Paso 3: get predictions
We will make a forward pass through the trained weights to obtain our predictions:
preds = [] for i in range(Y.shape[0]): x, Y = X[i], Y[i] prev_s = e.g.zeros((hidden_dim, 1)) # Forward pass for t in range(T): mulu = e.g.dot(U, x) mulw = e.g.dot(W, prev_s) add = mulw + mulu s = sigmoid(add) mulv = e.g.dot(V, s) prev_s = s preds.append(mulv) preds = e.g.array(preds)
Plotting these predictions along with the actual values:
plt.plot(preds[:, 0, 0], 'g') plt.plot(Y[:, 0], 'r') plt.show()

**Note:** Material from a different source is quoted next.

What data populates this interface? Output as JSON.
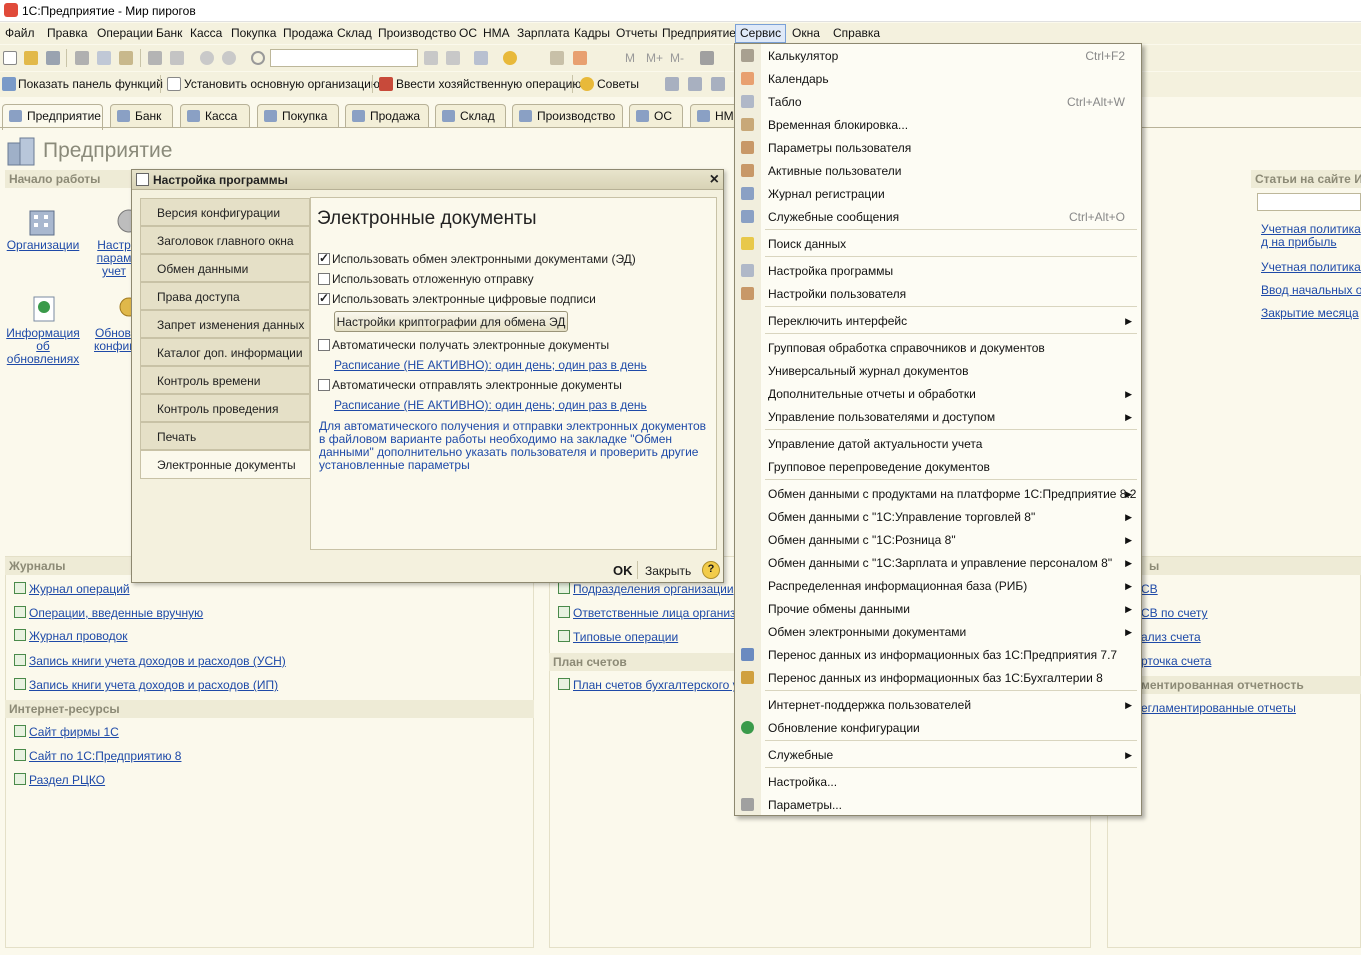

This was in the training data. How do we know if our model was not too tight? This is where the validation set comes in., that we previously created:
preds = [] for i in range(Y_val.shape[0]): x, Y = X_val[i], Y_val[i] prev_s = e.g.zeros((hidden_dim, 1)) # For each time step... for t in range(T): mulu = e.g.dot(U, x) mulw = e.g.dot(W, prev_s) add = mulw + mulu s = sigmoid(add) mulv = e.g.dot(V, s) prev_s = s preds.append(mulv) preds = e.g.array(preds) plt.plot(preds[:, 0, 0], 'g') plt.plot(Y_val[:, 0], 'r') plt.show()

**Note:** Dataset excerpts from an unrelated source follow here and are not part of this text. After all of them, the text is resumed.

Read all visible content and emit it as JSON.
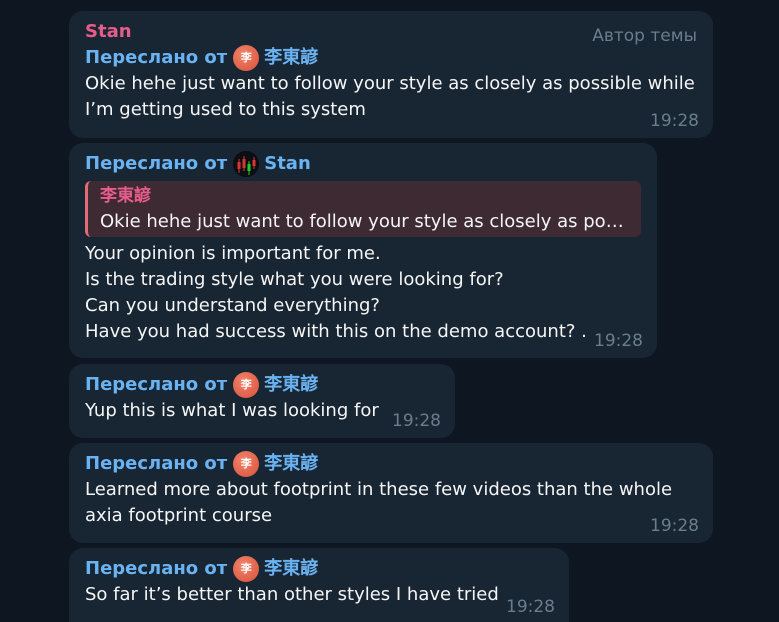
{
  "messages": [
    {
      "author": "Stan",
      "thread_label": "Автор темы",
      "forwarded_prefix": "Переслано от",
      "forwarded_from": "李東諺",
      "avatar_glyph": "李",
      "lines": [
        "Okie hehe just want to follow your style as closely as possible while",
        "I’m getting used to this system"
      ],
      "time": "19:28"
    },
    {
      "forwarded_prefix": "Переслано от",
      "forwarded_from": "Stan",
      "reply": {
        "author": "李東諺",
        "text": "Okie hehe just want to follow your style as closely as poss…"
      },
      "lines": [
        "Your opinion is important for me.",
        "Is the trading style what you were looking for?",
        "Can you understand everything?",
        "Have you had success with this on the demo account? ."
      ],
      "time": "19:28"
    },
    {
      "forwarded_prefix": "Переслано от",
      "forwarded_from": "李東諺",
      "avatar_glyph": "李",
      "lines": [
        "Yup this is what I was looking for"
      ],
      "time": "19:28"
    },
    {
      "forwarded_prefix": "Переслано от",
      "forwarded_from": "李東諺",
      "avatar_glyph": "李",
      "lines": [
        "Learned more about footprint in these few videos than the whole",
        "axia footprint course"
      ],
      "time": "19:28"
    },
    {
      "forwarded_prefix": "Переслано от",
      "forwarded_from": "李東諺",
      "avatar_glyph": "李",
      "lines": [
        "So far it’s better than other styles I have tried"
      ],
      "time": "19:28"
    }
  ]
}
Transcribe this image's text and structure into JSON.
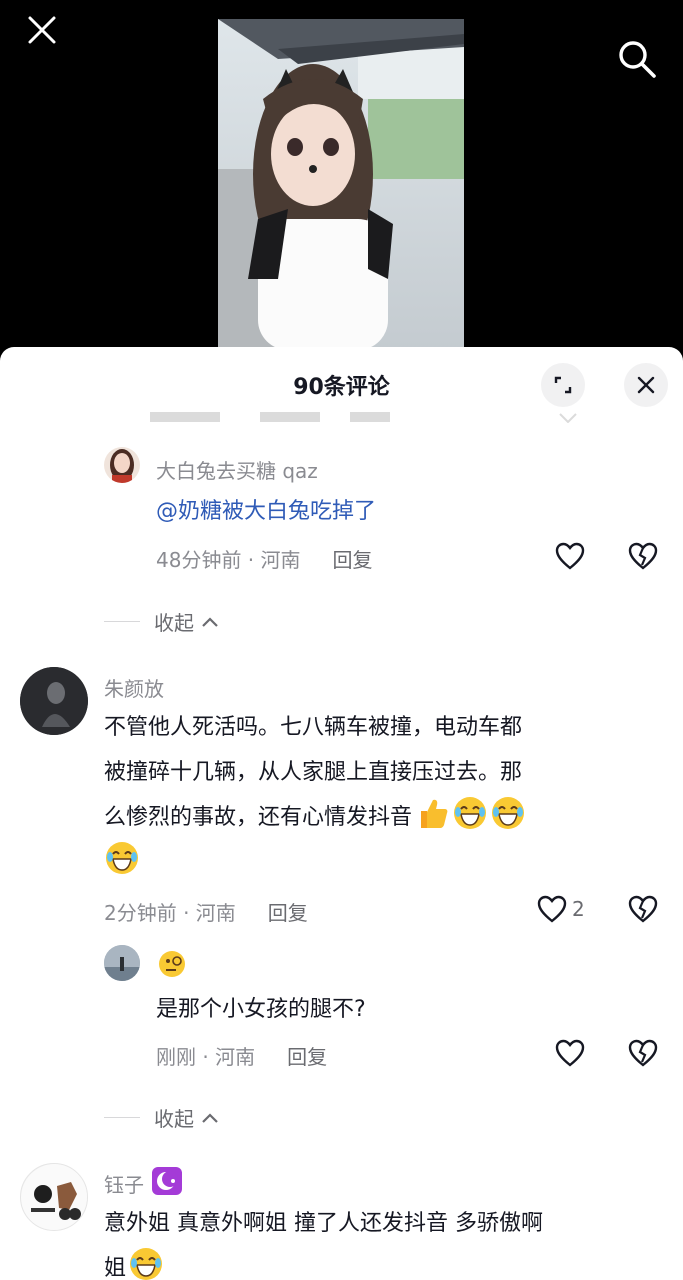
{
  "sheet": {
    "title": "90条评论"
  },
  "comments": [
    {
      "name": "大白兔去买糖 qaz",
      "mention": "@奶糖被大白兔吃掉了",
      "meta": "48分钟前 · 河南",
      "reply": "回复"
    },
    {
      "name": "朱颜放",
      "lines": [
        "不管他人死活吗。七八辆车被撞，电动车都",
        "被撞碎十几辆，从人家腿上直接压过去。那",
        "么惨烈的事故，还有心情发抖音"
      ],
      "meta": "2分钟前 · 河南",
      "reply": "回复",
      "likes": "2"
    },
    {
      "text": "是那个小女孩的腿不?",
      "meta": "刚刚 · 河南",
      "reply": "回复"
    },
    {
      "name": "钰子",
      "line": "意外姐 真意外啊姐 撞了人还发抖音 多骄傲啊",
      "line2": "姐"
    }
  ],
  "collapse": "收起",
  "colors": {
    "accent": "#2f5bb7",
    "badge": "#a43bd7"
  },
  "icons": [
    "close-icon",
    "search-icon",
    "expand-icon",
    "heart-icon",
    "dislike-icon",
    "thumbs-up-emoji",
    "laugh-cry-emoji"
  ]
}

Nothing bad. The predictions seem impressive. The RMSE score in the validation data is also respectable:
from sklearn.metrics import mean_squared_error math.sqrt(mean_squared_error(Y_val[:, 0] * max_val, preds[:, 0, 0] * max_val))
0.127191931509431
Final notes
I can't stress enough how useful RNNs are when working with sequence data. I implore everyone to take this learning and apply it to a dataset. Take an NLP hurdle and see if you can find a solution. You can always reach out to me in the comment section below if you have any questions.
In this post, we learned how to create a recurring neural network model from scratch using just the numpy library. Of course, you can use a high-level library like Keras or Caffe, but it is essential to know the concept you are implementing.
Share your thoughts, questions and comments about this post below. Happy learning!